Stocks reach all-time highs on vaccine optimism. The NASDAQ 100 and the S&P 500 are up 1.75% and 1.39%, respectively, with financials, utilities, and communication services being the largest gainers. The Dow Jones is also up around 1$ - however, still below that 30,000 mark. Across the ditch, cyclical in the UK was getting a bid, up around 2% after Goldman Sachs called the UK a buy.
Pfizer is stated to have shipped their “first mass air shipment” of their Coronavirus vaccine. United Airlines carried Pfizer’s Coronavirus Vaccine from Brussels to Chicago O’ Hare international airport on Friday. Therefore, some Americans could get their first dose of the vaccine in a few weeks if the US DFA approves the vaccine without any hiccups. As stocks advance, we saw further dollar weakness, with the DXY down nearly 0.6%.
With the great bounce back from equities, some analysts warn that it will not be like this for the foreseeable future. Yuko Takano, equities portfolio manager at Newton Investment Management, stated that investors should not expect gains “in a straight line from here” and that “even if Covid-19 vaccines are approved swiftly, governments still face the tasks of administering the jabs… [with the] winter [coming], it ‘s getting cold so we’re going to see an ugly next wave of the virus hitting a lot of developed countries.”

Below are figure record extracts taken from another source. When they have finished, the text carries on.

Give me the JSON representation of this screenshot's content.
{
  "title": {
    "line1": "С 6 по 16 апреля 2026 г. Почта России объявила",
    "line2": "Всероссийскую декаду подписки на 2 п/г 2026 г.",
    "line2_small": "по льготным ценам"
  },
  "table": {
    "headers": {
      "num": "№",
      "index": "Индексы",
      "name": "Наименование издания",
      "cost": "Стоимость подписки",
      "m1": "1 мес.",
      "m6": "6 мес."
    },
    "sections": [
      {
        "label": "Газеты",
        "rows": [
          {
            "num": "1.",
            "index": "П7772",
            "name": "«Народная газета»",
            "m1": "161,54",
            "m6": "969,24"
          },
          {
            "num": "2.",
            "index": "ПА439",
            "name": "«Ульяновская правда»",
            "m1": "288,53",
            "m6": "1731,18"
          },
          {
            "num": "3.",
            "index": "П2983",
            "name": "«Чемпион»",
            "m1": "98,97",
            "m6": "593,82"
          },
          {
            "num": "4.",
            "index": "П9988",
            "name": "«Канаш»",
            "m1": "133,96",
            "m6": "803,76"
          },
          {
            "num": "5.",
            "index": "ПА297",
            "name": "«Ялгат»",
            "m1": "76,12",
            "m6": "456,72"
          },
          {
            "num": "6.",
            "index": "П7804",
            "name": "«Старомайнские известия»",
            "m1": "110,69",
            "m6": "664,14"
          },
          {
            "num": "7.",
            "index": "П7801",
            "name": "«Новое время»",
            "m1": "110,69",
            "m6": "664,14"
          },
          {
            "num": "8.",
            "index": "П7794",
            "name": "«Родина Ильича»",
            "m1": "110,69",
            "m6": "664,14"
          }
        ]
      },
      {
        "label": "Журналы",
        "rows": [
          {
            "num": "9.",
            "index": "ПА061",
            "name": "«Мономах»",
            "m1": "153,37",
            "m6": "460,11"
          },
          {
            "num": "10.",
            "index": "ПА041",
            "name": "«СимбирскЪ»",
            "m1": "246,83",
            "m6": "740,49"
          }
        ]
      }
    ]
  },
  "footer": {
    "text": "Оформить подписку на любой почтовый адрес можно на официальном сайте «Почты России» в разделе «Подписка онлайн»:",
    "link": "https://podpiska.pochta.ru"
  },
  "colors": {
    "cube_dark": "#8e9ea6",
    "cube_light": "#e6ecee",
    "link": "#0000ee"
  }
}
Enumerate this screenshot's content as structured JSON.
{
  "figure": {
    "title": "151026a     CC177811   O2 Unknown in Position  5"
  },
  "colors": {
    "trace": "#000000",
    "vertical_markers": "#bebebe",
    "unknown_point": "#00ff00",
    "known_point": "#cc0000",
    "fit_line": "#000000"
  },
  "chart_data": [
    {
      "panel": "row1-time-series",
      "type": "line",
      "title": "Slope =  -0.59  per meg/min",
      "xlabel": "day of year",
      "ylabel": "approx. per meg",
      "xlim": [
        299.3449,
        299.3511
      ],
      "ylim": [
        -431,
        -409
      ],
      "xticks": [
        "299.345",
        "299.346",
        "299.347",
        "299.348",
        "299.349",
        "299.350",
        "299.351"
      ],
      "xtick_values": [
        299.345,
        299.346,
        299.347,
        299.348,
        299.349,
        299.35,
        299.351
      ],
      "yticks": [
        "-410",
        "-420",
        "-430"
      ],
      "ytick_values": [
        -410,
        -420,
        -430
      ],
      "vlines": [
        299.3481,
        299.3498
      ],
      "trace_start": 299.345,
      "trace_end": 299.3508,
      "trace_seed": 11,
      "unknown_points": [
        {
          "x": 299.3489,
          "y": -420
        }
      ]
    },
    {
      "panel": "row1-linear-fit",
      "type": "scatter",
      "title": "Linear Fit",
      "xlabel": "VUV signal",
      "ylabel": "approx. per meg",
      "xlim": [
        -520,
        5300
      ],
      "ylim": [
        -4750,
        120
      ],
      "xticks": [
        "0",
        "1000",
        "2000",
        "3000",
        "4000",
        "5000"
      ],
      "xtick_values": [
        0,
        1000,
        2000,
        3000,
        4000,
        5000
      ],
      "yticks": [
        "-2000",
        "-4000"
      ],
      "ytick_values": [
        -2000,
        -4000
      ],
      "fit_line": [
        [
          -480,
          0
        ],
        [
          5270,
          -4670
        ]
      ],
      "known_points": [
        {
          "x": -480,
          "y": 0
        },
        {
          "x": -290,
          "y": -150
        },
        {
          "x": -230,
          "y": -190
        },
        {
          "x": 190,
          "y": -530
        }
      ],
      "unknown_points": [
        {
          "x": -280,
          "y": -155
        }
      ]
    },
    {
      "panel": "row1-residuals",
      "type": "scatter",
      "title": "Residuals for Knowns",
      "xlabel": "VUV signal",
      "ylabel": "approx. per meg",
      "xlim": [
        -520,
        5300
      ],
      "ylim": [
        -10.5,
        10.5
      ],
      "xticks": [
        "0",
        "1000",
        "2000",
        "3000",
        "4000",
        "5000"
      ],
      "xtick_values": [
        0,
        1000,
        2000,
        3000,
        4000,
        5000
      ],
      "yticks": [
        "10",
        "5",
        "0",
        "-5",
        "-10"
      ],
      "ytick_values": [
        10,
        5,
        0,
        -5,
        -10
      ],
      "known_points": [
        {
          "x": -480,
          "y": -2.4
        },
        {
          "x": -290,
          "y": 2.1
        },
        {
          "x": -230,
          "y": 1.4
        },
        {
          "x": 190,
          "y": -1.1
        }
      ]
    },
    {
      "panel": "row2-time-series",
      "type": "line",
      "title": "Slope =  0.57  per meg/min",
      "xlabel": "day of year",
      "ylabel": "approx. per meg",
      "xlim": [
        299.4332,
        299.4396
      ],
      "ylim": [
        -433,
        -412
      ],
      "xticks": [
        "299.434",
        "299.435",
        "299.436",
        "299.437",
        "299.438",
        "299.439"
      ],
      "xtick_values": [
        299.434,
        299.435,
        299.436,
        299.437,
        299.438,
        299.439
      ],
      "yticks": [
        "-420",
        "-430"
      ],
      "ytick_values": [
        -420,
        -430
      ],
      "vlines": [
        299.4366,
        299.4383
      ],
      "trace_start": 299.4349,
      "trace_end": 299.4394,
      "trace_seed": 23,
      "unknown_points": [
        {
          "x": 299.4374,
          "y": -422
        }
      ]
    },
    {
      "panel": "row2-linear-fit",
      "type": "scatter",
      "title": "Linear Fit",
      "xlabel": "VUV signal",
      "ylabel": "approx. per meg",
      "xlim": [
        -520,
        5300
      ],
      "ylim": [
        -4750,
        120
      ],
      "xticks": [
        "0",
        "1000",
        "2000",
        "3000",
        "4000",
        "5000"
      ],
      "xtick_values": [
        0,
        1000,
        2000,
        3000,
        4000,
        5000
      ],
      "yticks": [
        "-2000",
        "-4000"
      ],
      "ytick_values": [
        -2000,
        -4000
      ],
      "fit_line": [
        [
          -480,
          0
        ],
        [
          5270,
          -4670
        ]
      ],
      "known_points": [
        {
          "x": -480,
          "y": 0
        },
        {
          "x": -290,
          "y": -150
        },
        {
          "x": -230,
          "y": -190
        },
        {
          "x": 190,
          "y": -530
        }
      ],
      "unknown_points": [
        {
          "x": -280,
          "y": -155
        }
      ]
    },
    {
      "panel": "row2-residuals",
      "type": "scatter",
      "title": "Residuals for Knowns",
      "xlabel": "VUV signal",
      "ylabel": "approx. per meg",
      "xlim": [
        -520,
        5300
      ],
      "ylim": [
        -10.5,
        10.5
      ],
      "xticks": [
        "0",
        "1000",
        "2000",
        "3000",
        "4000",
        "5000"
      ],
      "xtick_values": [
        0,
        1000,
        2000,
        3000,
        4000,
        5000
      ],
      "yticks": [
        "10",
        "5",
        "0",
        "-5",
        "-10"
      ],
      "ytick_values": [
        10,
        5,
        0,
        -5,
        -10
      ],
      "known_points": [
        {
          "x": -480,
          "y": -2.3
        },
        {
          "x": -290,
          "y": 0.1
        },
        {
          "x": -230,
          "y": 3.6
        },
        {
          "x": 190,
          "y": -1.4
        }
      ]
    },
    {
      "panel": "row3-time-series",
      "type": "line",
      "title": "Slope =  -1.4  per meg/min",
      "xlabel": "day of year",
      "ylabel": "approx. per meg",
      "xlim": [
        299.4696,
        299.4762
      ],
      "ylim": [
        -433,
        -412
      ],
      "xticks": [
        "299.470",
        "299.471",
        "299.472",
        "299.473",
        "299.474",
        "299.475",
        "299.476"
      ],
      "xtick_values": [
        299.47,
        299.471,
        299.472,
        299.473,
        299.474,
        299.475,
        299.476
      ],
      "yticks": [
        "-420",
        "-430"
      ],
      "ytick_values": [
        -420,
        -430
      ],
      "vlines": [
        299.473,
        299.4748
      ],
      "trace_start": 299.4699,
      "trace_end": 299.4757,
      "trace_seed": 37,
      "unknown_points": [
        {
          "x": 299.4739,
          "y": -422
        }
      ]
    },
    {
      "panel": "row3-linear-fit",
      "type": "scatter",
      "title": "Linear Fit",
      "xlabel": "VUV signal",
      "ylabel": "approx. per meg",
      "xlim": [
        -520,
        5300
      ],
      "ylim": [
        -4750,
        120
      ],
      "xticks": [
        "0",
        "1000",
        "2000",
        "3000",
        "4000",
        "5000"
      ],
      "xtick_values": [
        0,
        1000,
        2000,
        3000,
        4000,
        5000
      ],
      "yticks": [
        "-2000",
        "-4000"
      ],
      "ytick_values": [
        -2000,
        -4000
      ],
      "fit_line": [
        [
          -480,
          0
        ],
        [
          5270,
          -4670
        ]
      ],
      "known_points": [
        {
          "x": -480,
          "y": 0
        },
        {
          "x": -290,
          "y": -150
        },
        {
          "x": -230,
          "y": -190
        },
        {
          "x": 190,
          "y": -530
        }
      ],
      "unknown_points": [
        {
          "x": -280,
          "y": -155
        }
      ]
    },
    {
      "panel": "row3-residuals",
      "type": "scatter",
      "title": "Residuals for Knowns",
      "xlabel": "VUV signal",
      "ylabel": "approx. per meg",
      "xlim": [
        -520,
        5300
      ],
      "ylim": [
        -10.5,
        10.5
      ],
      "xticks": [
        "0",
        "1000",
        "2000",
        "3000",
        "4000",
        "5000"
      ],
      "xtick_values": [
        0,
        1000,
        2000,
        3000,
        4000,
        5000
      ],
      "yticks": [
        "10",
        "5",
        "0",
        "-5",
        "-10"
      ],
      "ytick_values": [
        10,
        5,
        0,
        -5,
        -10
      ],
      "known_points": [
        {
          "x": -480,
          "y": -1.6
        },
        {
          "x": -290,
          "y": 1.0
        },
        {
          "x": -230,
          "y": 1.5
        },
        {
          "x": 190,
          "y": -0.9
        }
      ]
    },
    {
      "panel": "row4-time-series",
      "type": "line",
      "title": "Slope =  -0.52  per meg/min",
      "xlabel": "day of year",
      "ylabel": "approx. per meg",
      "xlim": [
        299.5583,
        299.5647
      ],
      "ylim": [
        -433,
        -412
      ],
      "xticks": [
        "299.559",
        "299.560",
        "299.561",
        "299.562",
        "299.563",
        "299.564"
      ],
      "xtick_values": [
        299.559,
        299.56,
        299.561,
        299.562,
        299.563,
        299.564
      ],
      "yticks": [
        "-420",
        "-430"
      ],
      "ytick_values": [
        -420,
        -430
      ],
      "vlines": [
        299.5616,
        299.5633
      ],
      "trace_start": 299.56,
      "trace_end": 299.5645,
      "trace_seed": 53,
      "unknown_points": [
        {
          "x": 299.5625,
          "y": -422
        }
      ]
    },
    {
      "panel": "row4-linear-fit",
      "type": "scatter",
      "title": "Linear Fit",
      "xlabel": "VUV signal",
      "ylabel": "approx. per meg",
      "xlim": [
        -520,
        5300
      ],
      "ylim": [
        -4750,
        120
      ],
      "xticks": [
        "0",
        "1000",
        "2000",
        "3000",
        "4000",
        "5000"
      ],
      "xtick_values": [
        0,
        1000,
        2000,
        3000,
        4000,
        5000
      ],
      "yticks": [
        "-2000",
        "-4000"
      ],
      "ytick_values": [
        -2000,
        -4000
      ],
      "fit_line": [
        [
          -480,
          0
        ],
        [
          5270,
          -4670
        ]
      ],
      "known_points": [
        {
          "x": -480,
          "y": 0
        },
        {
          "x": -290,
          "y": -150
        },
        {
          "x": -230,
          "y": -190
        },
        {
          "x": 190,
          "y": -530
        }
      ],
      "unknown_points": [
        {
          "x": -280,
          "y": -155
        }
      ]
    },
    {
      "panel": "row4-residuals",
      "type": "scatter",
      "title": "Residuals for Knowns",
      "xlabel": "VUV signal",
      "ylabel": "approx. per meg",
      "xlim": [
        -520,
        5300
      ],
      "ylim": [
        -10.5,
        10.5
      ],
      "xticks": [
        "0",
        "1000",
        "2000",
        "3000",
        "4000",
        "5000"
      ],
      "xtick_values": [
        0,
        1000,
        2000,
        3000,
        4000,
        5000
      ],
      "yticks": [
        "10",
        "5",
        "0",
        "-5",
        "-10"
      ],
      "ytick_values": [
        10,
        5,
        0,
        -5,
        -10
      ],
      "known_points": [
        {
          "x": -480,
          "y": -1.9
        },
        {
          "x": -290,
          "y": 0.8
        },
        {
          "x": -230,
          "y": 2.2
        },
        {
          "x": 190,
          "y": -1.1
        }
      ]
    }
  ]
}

This is true, especially with Christmas coming up; some countries, especially in Europe, want to ease up restrictions to give some reprieve for businesses. In England, the government is allowing shops to stay open for 24 hours a day in the run-up to Christmas and in Jan. However, this is a Bold move considering the UK is still recording cases higher than their initial first wave. For reference, New Zealand eased up restrictions after weeks of having no community case transmissions.
With stocks at all-time highs, alongside Goldman Sachs calling the UK a buy pre Brexit, this seemingly innocent policy to reopen shops for Christmas is most likely detrimental to the UK’s economy. This shows the UK Government insists on balancing economic damage against human lives, which is somewhat a self-fulfilling circle of deaths and a worse economy.
There is evidence across the world that this method of recovering from the economic damage from the Coronavirus does not work. We saw this in Australia – in which a second outbreak caused Melbourne to lockdown for near as makes no difference, eight months. Only after a strict lockdown with no community transmission were they able to open up confidently without another lockdown. If the UK proceeds with opening up in Christmas, this will cause further economic damage with other lockdowns, which will outweigh the economic activity for Christmas. I am afraid I have to disagree with Goldman’s buy recommendation for the UK.